10 December 2015. A pharmacy lab at Oregon State University developed a technique for combining three drugs into nanoscale particles that treat melanoma spreading to lymph nodes in lab animals. The team led by Oregon State pharmacy professor Adam Alani published its proof-of-concept findings last month in Journal of Controlled Release (paid subscription required).

Alani’s team — with colleagues from Oregon State in Portland, Kingston University in the U.K., and Pacific University in Hillsboro, Oregon — are seeking better ways of treating metastatic melanoma, the advanced and aggressive form of skin cancer that spreads to other parts of the body, often through the lymphatic system. Increasing dosages of chemotherapy drugs to treat melanoma can cause toxic reactions in many cancer patients, while treating patients with one drug at a time can cause resistance to develop to the drugs. “Melanoma has a high mortality rate,” says Alani in a university statement, “because the lymph nodes tend to act as a haven for cancer cells, and allow them to resist treatment through chemotherapy.”

To meet this resistance, the researchers designed a drug delivery system specifically for uptake by lymph nodes, which they surmised would decrease resistance and be more effective. Their system combines three cancer drugs with biocompatible polymers, then breaks the drug payloads into nanoparticles, about 48 nanometers in size; 1 nanometer equals 1 billionth of a meter.

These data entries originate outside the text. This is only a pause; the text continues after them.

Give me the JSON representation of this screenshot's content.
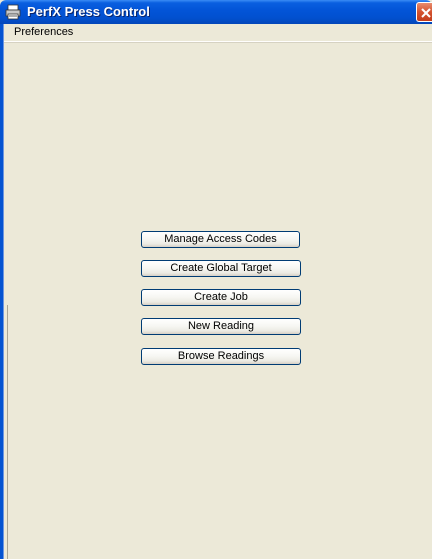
{
  "window": {
    "title": "PerfX Press Control"
  },
  "menu": {
    "items": [
      "Preferences"
    ]
  },
  "actions": {
    "manage_access_codes": "Manage Access Codes",
    "create_global_target": "Create Global Target",
    "create_job": "Create Job",
    "new_reading": "New Reading",
    "browse_readings": "Browse Readings"
  },
  "icons": {
    "app": "printer-press-icon",
    "close": "close-icon"
  },
  "colors": {
    "titlebar": "#0355d8",
    "background": "#ece9d8",
    "close": "#d4532f",
    "button_border": "#003c74"
  }
}
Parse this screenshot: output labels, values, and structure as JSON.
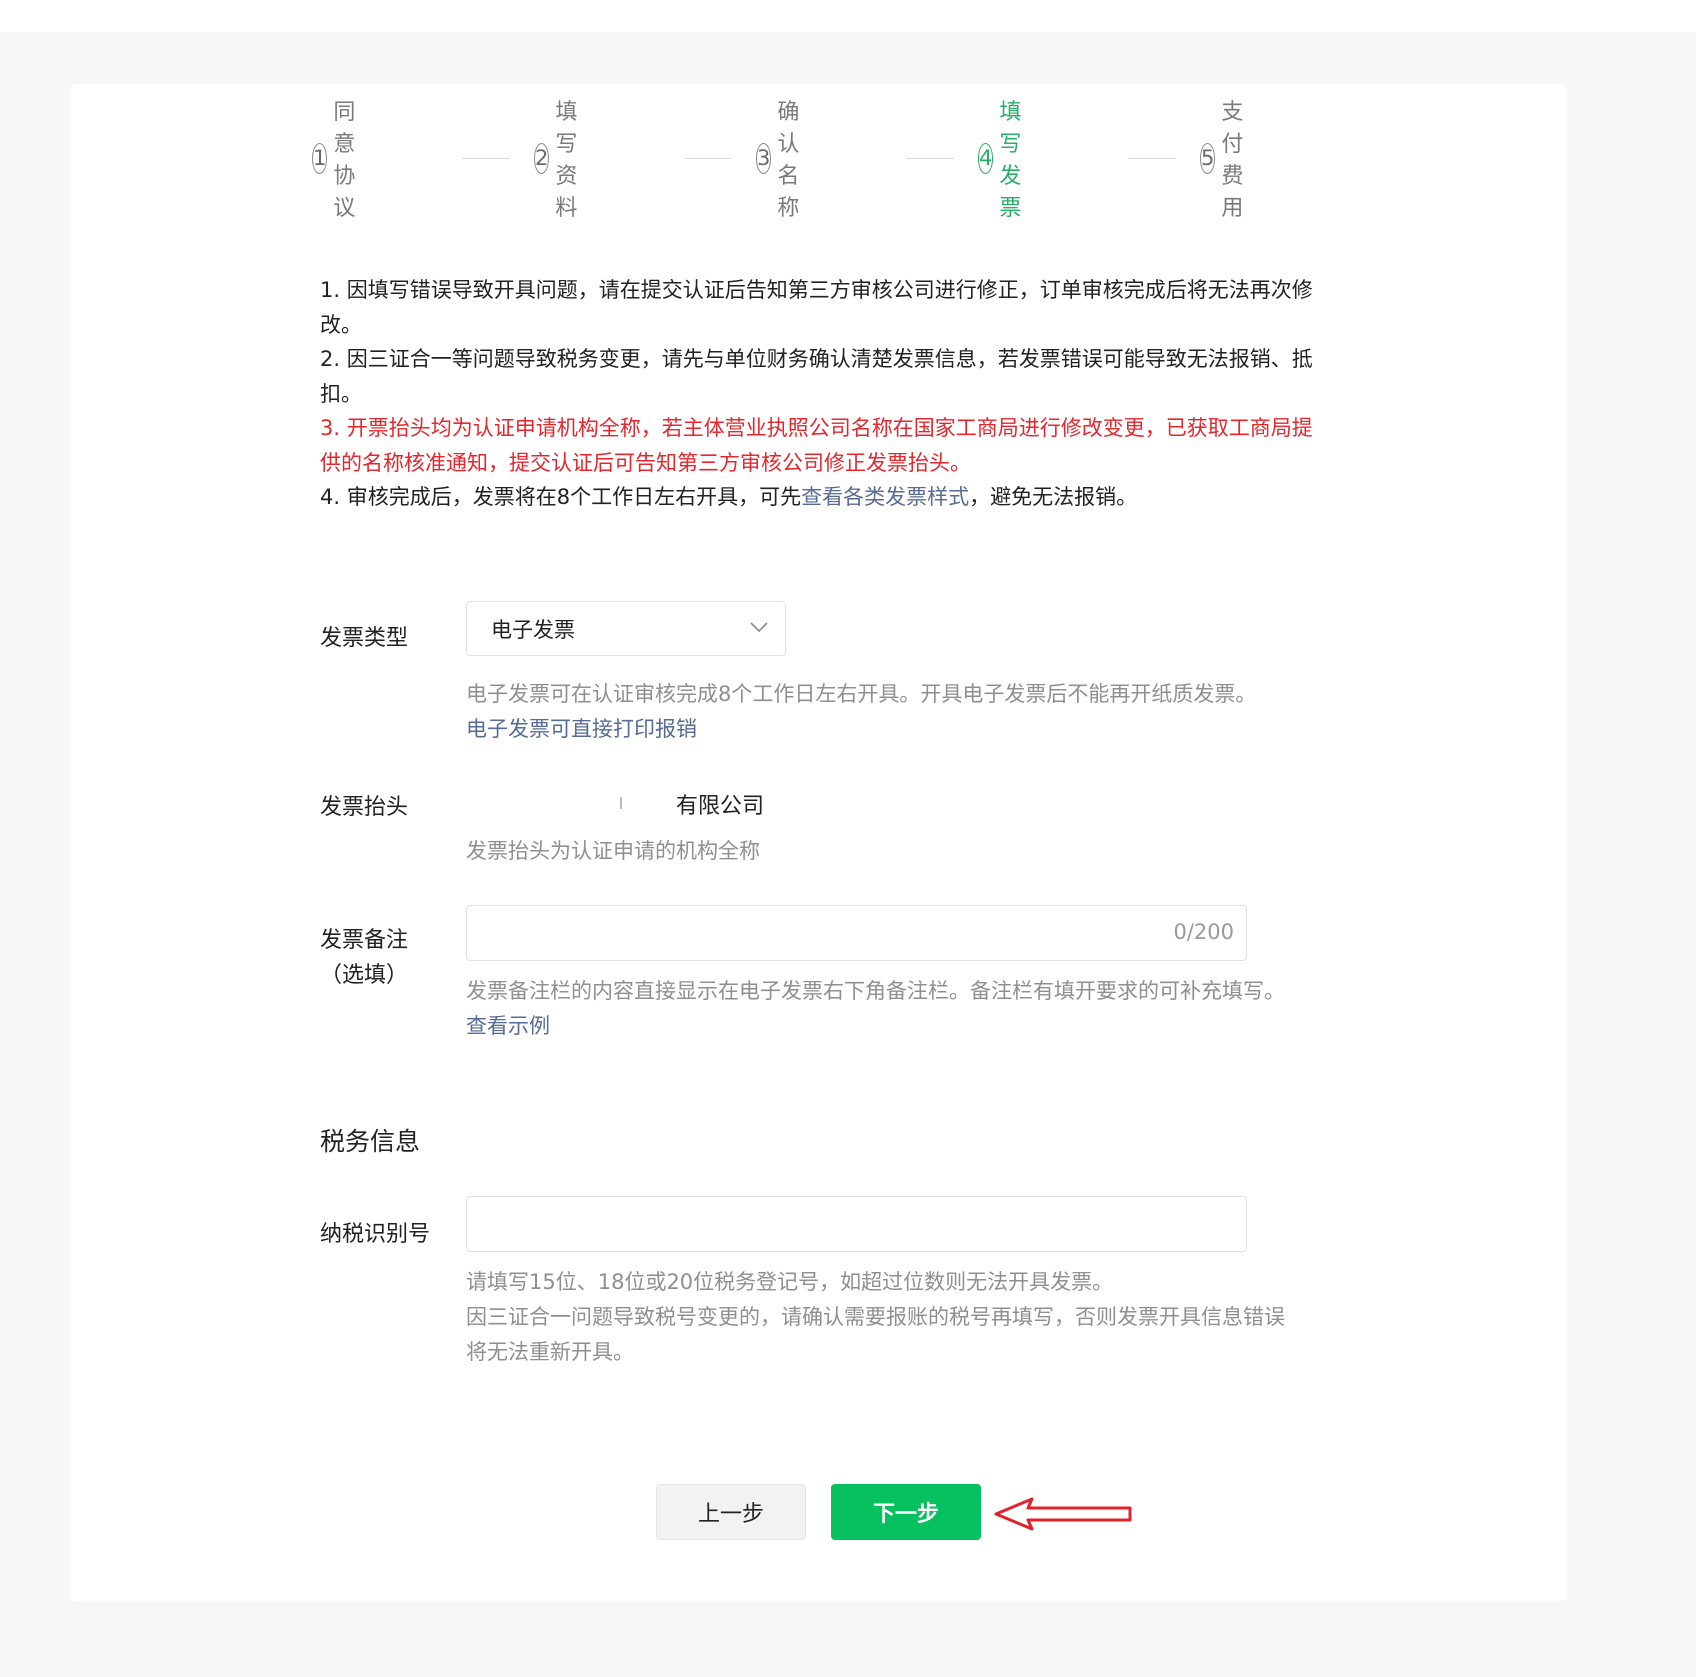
{
  "steps": [
    {
      "num": "1",
      "label": "同意协议"
    },
    {
      "num": "2",
      "label": "填写资料"
    },
    {
      "num": "3",
      "label": "确认名称"
    },
    {
      "num": "4",
      "label": "填写发票"
    },
    {
      "num": "5",
      "label": "支付费用"
    }
  ],
  "active_step": 4,
  "notice": {
    "line1": "1. 因填写错误导致开具问题，请在提交认证后告知第三方审核公司进行修正，订单审核完成后将无法再次修改。",
    "line2": "2. 因三证合一等问题导致税务变更，请先与单位财务确认清楚发票信息，若发票错误可能导致无法报销、抵扣。",
    "line3": "3. 开票抬头均为认证申请机构全称，若主体营业执照公司名称在国家工商局进行修改变更，已获取工商局提供的名称核准通知，提交认证后可告知第三方审核公司修正发票抬头。",
    "line4_prefix": "4. 审核完成后，发票将在8个工作日左右开具，可先",
    "line4_link": "查看各类发票样式",
    "line4_suffix": "，避免无法报销。"
  },
  "form": {
    "invoice_type_label": "发票类型",
    "invoice_type_value": "电子发票",
    "invoice_type_hint": "电子发票可在认证审核完成8个工作日左右开具。开具电子发票后不能再开纸质发票。",
    "invoice_type_hint_link": "电子发票可直接打印报销",
    "invoice_title_label": "发票抬头",
    "invoice_title_value": "有限公司",
    "invoice_title_hint": "发票抬头为认证申请的机构全称",
    "remark_label_line1": "发票备注",
    "remark_label_line2": "（选填）",
    "remark_value": "",
    "remark_counter": "0/200",
    "remark_hint": "发票备注栏的内容直接显示在电子发票右下角备注栏。备注栏有填开要求的可补充填写。",
    "remark_hint_link": "查看示例",
    "tax_section_title": "税务信息",
    "tax_id_label": "纳税识别号",
    "tax_id_value": "",
    "tax_id_hint_line1": "请填写15位、18位或20位税务登记号，如超过位数则无法开具发票。",
    "tax_id_hint_line2": "因三证合一问题导致税号变更的，请确认需要报账的税号再填写，否则发票开具信息错误",
    "tax_id_hint_line3": "将无法重新开具。"
  },
  "buttons": {
    "prev": "上一步",
    "next": "下一步"
  },
  "colors": {
    "accent_green": "#07c160",
    "step_active": "#2aae67",
    "warning_red": "#e5262c",
    "link_blue": "#576b95",
    "annotation_arrow": "#e0232b"
  },
  "icons": {
    "select_arrow": "chevron-down-icon",
    "annotation": "red-arrow-icon"
  }
}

In their nanoparticles, the team uses the chemotherapy drugs docetaxel and everolimus, with LY294002, a small molecule drug that inhibits signaling pathways supporting tumor growth. The particles also have varying charges added to their polymer surface: no charge, partial charge, or full charge.

The drug nanoparticles were injected under the skin in two groups of lab mice induced with metastatic melanoma. The researchers found the mice tolerated the nanoparticle drugs, based on their survival times, weight, appearance, and blood analysis.

The team found as well that the drug nanoparticles with partial charges on their surface are more effective in traveling to lymph nodes, both close to the injection site and more distant, as well as decreasing the number of skin cells affected by melanoma in those lymph nodes. Nanoparticles with neutral charges reach lymph nodes near the injection sites, but not those further away, while fully-charged particles have no effect on any lymph nodes.

Alani and colleagues plan to expand their tests with animals to other aggressive types of cancer including breast, head and neck, prostate, pancreatic, lung and gastric cancers. The university filed for a patent on the technology, and a start-up commercialization fund at the university is supporting the group’s research.